Students in grades six through eight all over Mississippi will be tested over three days next May on their knowledge of math and language arts.
The curriculum test is a part of the State Department of Education’s system of assessing its public schools every year. Among school personnel and children alike, it’s hard to miss the increased stress levels that accompany the approach of the test dates.
That’s because the state’s measure of a school’s success is tied to its students’ test scores.
There is no immediate feedback. It takes three months for the grades to come back.
Two weeks ago teachers and school administrators got the results of last spring’s tests, which showed generally incremental improvement across the South Panola District over the previous year.
The South Panola School District’s sixth grade last year had six percent more students who scored “proficient” (indicating solid academic performance in the subjects) than they had the year before as fifth graders on both sections of the MCT-2.
Sixth grade language arts teacher Minnie Beardain said she worked with her students in small groups, with children of similar ability working together.
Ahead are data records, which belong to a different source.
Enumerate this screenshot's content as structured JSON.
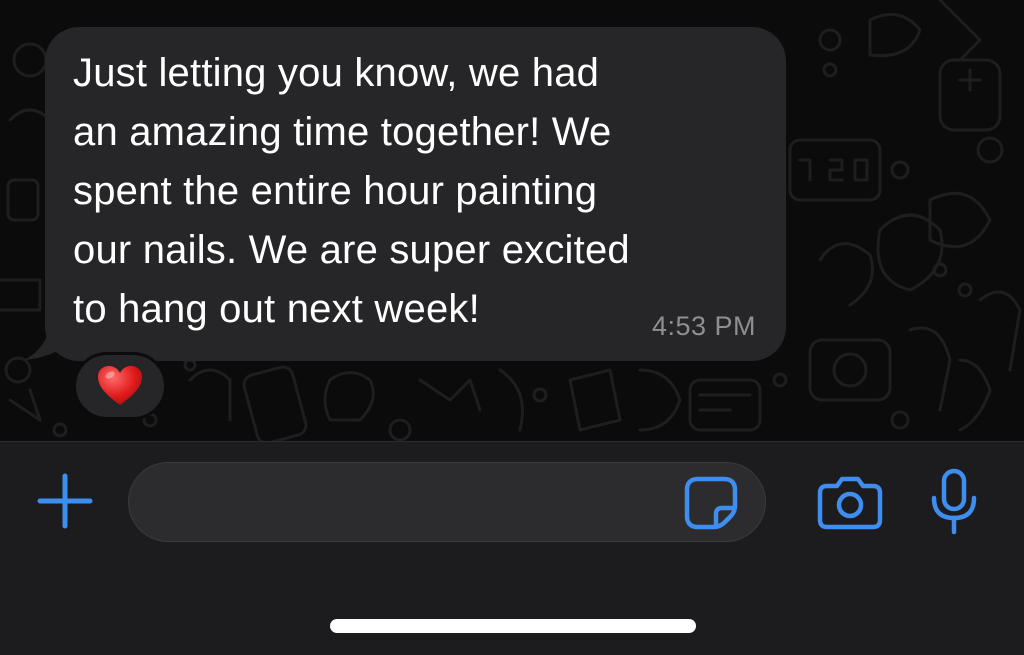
{
  "message": {
    "text": "Just letting you know, we had\nan amazing time together! We\nspent the entire hour painting\nour nails. We are super excited\nto hang out next week!",
    "time": "4:53 PM",
    "reaction": "❤️"
  },
  "composer": {
    "input_value": "",
    "placeholder": "",
    "plus_icon": "plus-icon",
    "sticker_icon": "sticker-icon",
    "camera_icon": "camera-icon",
    "mic_icon": "microphone-icon"
  },
  "colors": {
    "background": "#0b0b0b",
    "bubble": "#262628",
    "text": "#ffffff",
    "timestamp": "#8e8e93",
    "accent": "#3e8ef0",
    "input_bar": "#1c1c1e",
    "input_field": "#2c2c2e"
  }
}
Sixth grade math teacher Misty Wright said she had focussed on key words and math terminology to prepare her students for last spring’s tests. Word problems, not computational work, make up most of the math portion of the MCT-2, Wright said.
Batesville Junior High teachers who talked with The Panolian this week seemed driven to help their students reach higher levels of achievement.
“Sometimes we just encourage them to try harder, to do better,” Wright said. “Some students don’t know they should be doing that.”
The teachers talk about “rigor,” placing increased academic demands on their students.
It means reaching higher and digging deeper.
“So many of the students we teach are right there, within a few points of being at the next level,” eighth grade math teacher Carrie Doubleday said, referring to the individual academic classifications (“basic,” “proficient,” “advanced”) resulting from the test.
Because proficiency in reading is necessary for success on both the math and language arts segments of the MCT-2, at BJH students are getting more attention in literacy.
“We’re spending more time on reading,” Principal Leslie Busby said. “We’ve hired reading coaches to work with students one-on-one. We’ve expanded our AR (Accelerated Reader) program to all three grades.”
The AR program uses standardized tests to assess the comprehension of students once they’ve completed reading a book of their own selection.
The teachers agree that they try to familiarize their students with vocabulary commonly used on the MCT-2, words like “infer,” “justify,” and “analyze.” They work to get students accustomed to the structure and wording of the test, and even expose them to type fonts and graphics common to the MCT-2.
Busby anticipates repeating his “30 Day Push” next spring in the days leading up to the MCT-2.
Essentially, the teachers work cooperatively to create “bell-ringers,” short quizzes of five or six review problems or questions to be answered at the beginning of each class period.
“We use bell-ringers all year long,” seventh grade English teacher Sandy Snelling said. “They don’t come in asking what we’re going to do today.”